More congressional Democrats are pressuring President Joe Biden to get Israel to do more to protect children in Gaza as war continues to rage in the enclave.
The effort is being led by Rep. Jamie Raskin of Maryland, who has joined Jewish lawmakers and other members of Congress calling for a general cease-fire, which Biden has said he opposes. Israeli Prime Minister Benjamin Netanyahu told ABC News on Nov. 6 that he opposes a general cease-fire "without the release of our hostages."
Raskin and Jim McGovern of Massachusetts, along with 25 cosigners, sent a letter to Biden and Secretary of State Antony Blinken on Tuesday urging the administration to "ensure the safety of infants and children living under terror and violence" following Hamas' surprise terror attacks on Israel on Oct. 7 and Israel's retaliatory strikes in Gaza.
More than 1,200 people were killed in Israel during the initial terror attack, according to Israeli officials.
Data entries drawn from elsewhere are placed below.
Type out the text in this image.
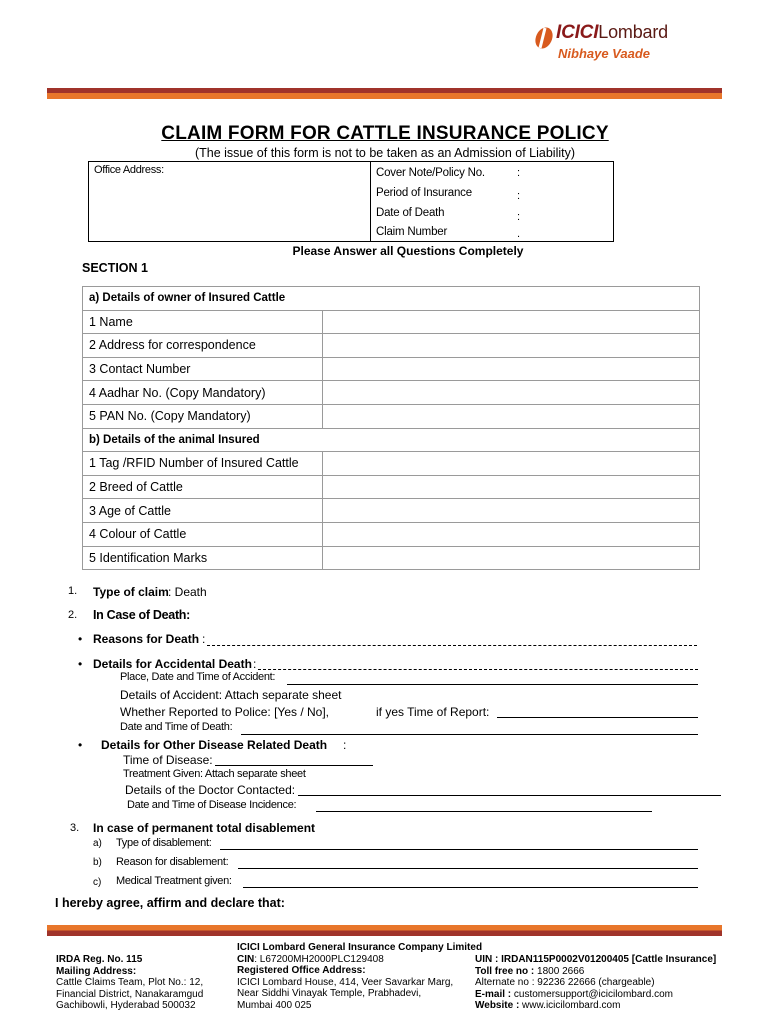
ICICILombard
Nibhaye Vaade
CLAIM FORM FOR CATTLE INSURANCE POLICY
(The issue of this form is not to be taken as an Admission of Liability)
Office Address:	Cover Note/Policy No.	:
Period of Insurance	:
Date of Death	:
Claim Number	.
Please Answer all Questions Completely
SECTION 1
a) Details of owner of Insured Cattle	
1 Name	
2 Address for correspondence	
3 Contact Number	
4 Aadhar No. (Copy Mandatory)	
5 PAN No. (Copy Mandatory)	
b) Details of the animal Insured	
1 Tag /RFID Number of Insured Cattle	
2 Breed of Cattle	
3 Age of Cattle	
4 Colour of Cattle	
5 Identification Marks	
1. Type of claim : Death
2. In Case of Death:
• Reasons for Death :
• Details for Accidental Death :
Place, Date and Time of Accident:
Details of Accident: Attach separate sheet
Whether Reported to Police: [Yes / No],	if yes Time of Report:
Date and Time of Death:
• Details for Other Disease Related Death :
Time of Disease:
Treatment Given: Attach separate sheet
Details of the Doctor Contacted:
Date and Time of Disease Incidence:
3. In case of permanent total disablement
a) Type of disablement:
b) Reason for disablement:
c) Medical Treatment given:
I hereby agree, affirm and declare that:
IRDA Reg. No. 115
Mailing Address:
Cattle Claims Team, Plot No.: 12,
Financial District, Nanakaramgud
Gachibowli, Hyderabad 500032
ICICI Lombard General Insurance Company Limited
CIN: L67200MH2000PLC129408
Registered Office Address:
ICICI Lombard House, 414, Veer Savarkar Marg,
Near Siddhi Vinayak Temple, Prabhadevi,
Mumbai 400 025
UIN : IRDAN115P0002V01200405 [Cattle Insurance]
Toll free no : 1800 2666
Alternate no : 92236 22666 (chargeable)
E-mail : customersupport@icicilombard.com
Website : www.icicilombard.com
More than 14,000 people have been killed in retaliatory operations in Gaza since, according to the Hamas-run Gaza Health Ministry.
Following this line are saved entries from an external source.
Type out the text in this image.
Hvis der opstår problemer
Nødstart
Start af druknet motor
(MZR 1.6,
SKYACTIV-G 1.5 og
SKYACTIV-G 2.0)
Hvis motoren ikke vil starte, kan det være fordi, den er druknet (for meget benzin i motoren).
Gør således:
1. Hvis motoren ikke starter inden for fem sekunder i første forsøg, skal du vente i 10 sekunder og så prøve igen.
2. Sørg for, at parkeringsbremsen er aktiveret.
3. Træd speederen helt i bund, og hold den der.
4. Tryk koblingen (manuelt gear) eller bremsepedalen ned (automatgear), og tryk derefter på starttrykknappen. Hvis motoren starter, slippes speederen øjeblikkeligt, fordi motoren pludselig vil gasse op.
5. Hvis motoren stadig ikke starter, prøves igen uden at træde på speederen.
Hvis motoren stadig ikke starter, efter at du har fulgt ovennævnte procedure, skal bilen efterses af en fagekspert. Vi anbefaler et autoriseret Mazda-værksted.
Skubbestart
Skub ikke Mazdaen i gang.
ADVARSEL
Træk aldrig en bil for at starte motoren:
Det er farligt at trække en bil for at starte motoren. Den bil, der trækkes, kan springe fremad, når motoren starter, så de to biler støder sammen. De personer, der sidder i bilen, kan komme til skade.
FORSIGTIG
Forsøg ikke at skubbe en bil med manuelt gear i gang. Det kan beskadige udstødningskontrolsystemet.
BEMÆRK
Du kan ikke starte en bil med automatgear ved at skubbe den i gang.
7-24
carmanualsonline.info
The letter was sent before the Israeli government approved a deal Tuesday night that would allow for the release of at least 50 women and children held hostage during a four-day pause in hostilities. As a part of this deal, 150 Palestinian prisoners will also be released by Israel.
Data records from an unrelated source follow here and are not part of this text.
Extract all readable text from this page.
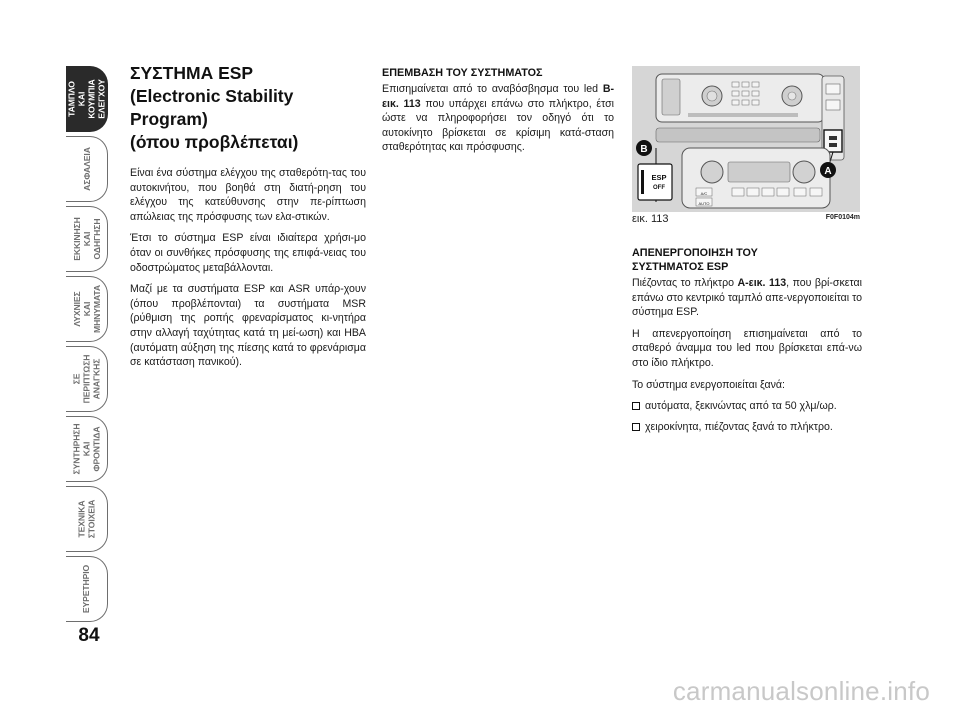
ΤΑΜΠΛΟ ΚΑΙ
ΚΟΥΜΠΙΑ
ΕΛΕΓΧΟΥ
ΑΣΦΑΛΕΙΑ
ΕΚΚΙΝΗΣΗ
ΚΑΙ ΟΔΗΓΗΣΗ
ΛΥΧΝΙΕΣ ΚΑΙ
ΜΗΝΥΜΑΤΑ
ΣΕ ΠΕΡΙΠΤΩΣΗ
ΑΝΑΓΚΗΣ
ΣΥΝΤΗΡΗΣΗ
ΚΑΙ ΦΡΟΝΤΙΔΑ
ΤΕΧΝΙΚΑ
ΣΤΟΙΧΕΙΑ
ΕΥΡΕΤΗΡΙΟ
84
ΣΥΣΤΗΜΑ ESP
(Electronic Stability
Program)
(όπου προβλέπεται)

Είναι ένα σύστημα ελέγχου της σταθερότη-τας του αυτοκινήτου, που βοηθά στη διατή-ρηση του ελέγχου της κατεύθυνσης στην πε-ρίπτωση απώλειας της πρόσφυσης των ελα-στικών.

Έτσι το σύστημα ESP είναι ιδιαίτερα χρήσι-μο όταν οι συνθήκες πρόσφυσης της επιφά-νειας του οδοστρώματος μεταβάλλονται.

Μαζί με τα συστήματα ESP και ASR υπάρ-χουν (όπου προβλέπονται) τα συστήματα MSR (ρύθμιση της ροπής φρεναρίσματος κι-νητήρα στην αλλαγή ταχύτητας κατά τη μεί-ωση) και HBA (αυτόματη αύξηση της πίεσης κατά το φρενάρισμα σε κατάσταση πανικού).

ΕΠΕΜΒΑΣΗ ΤΟΥ ΣΥΣΤΗΜΑΤΟΣ

Επισημαίνεται από το αναβόσβησμα του led B-εικ. 113 που υπάρχει επάνω στο πλήκτρο, έτσι ώστε να πληροφορήσει τον οδηγό ότι το αυτοκίνητο βρίσκεται σε κρίσιμη κατά-σταση σταθερότητας και πρόσφυσης.

A/C
AUTO
ESP
OFF
B
A
εικ. 113	F0F0104m
ΑΠΕΝΕΡΓΟΠΟΙΗΣΗ ΤΟΥ
ΣΥΣΤΗΜΑΤΟΣ ESP

Πιέζοντας το πλήκτρο A-εικ. 113, που βρί-σκεται επάνω στο κεντρικό ταμπλό απε-νεργοποιείται το σύστημα ESP.

Η απενεργοποίηση επισημαίνεται από το σταθερό άναμμα του led που βρίσκεται επά-νω στο ίδιο πλήκτρο.

Το σύστημα ενεργοποιείται ξανά:

αυτόματα, ξεκινώντας από τα 50 χλμ/ωρ.
χειροκίνητα, πιέζοντας ξανά το πλήκτρο.
carmanualsonline.info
The signers thank Biden for pressing Israel to allow more aid into the Gaza Strip but call for more.
"While we welcome these developments, we believe the deepening humanitarian disaster risks becoming a catastrophe that undermines the United States' credibility in the region," they wrote. "We urge an immediate cessation of hostilities against targets with a civilian presence to facilitate the timely evacuation and protection of children and babies."
They urge protections for children in Israel and the West Bank as well.
Currently, children -- and women -- in Gaza are bearing the brunt of the Israel-Hamas war, according to United Nations agencies and experts. Earlier this month, several U.N. agencies said 67% of all deaths in Gaza were made up of women and children -- while thousands more have been injured.
Some progress is being made to ensure the safety of the youngest children caught in the conflict. Earlier this week, more than two dozen premature, low-birthweight babies were evacuated from Gaza into neighboring Egypt to receive emergency medical care.
"If our world can agree on nothing else, surely we can agree that children must be protected from the horrific consequences of terrorism and war; that the endangerment of children, and grave violations of their rights and physical safety, by terrorist attacks and in armed conflict must end immediately; and that it is long past time to stop this cycle of violence and trauma that has ruined the lives of far too many children," the letter said.
The letter mentioned orphaned 3-year-old Abigail Edan, an Israeli-American who was kidnapped by Hamas militants on Oct. 7. The U.S. expects that she would be among the hostages released, according to a U.S. official familiar with negotiations.
On Monday, more than a dozen Democratic senators called on Biden to do more to get Israel to protect innocent civilians in Gaza and to press for more humanitarian aid to the region.
In the letter, the House Democrats requested a daily accounting of the condition of Palestinian and Israeli children and babies killed, wounded, and traumatized in the conflict to help in making sure appropriate humanitarian aid would be delivered.
"Such accountability should guide and help determine U.S. policies and strategies to prioritize the protection, care, and services for children who daily confront unspeakable dangers and loss in this conflict," the letter said.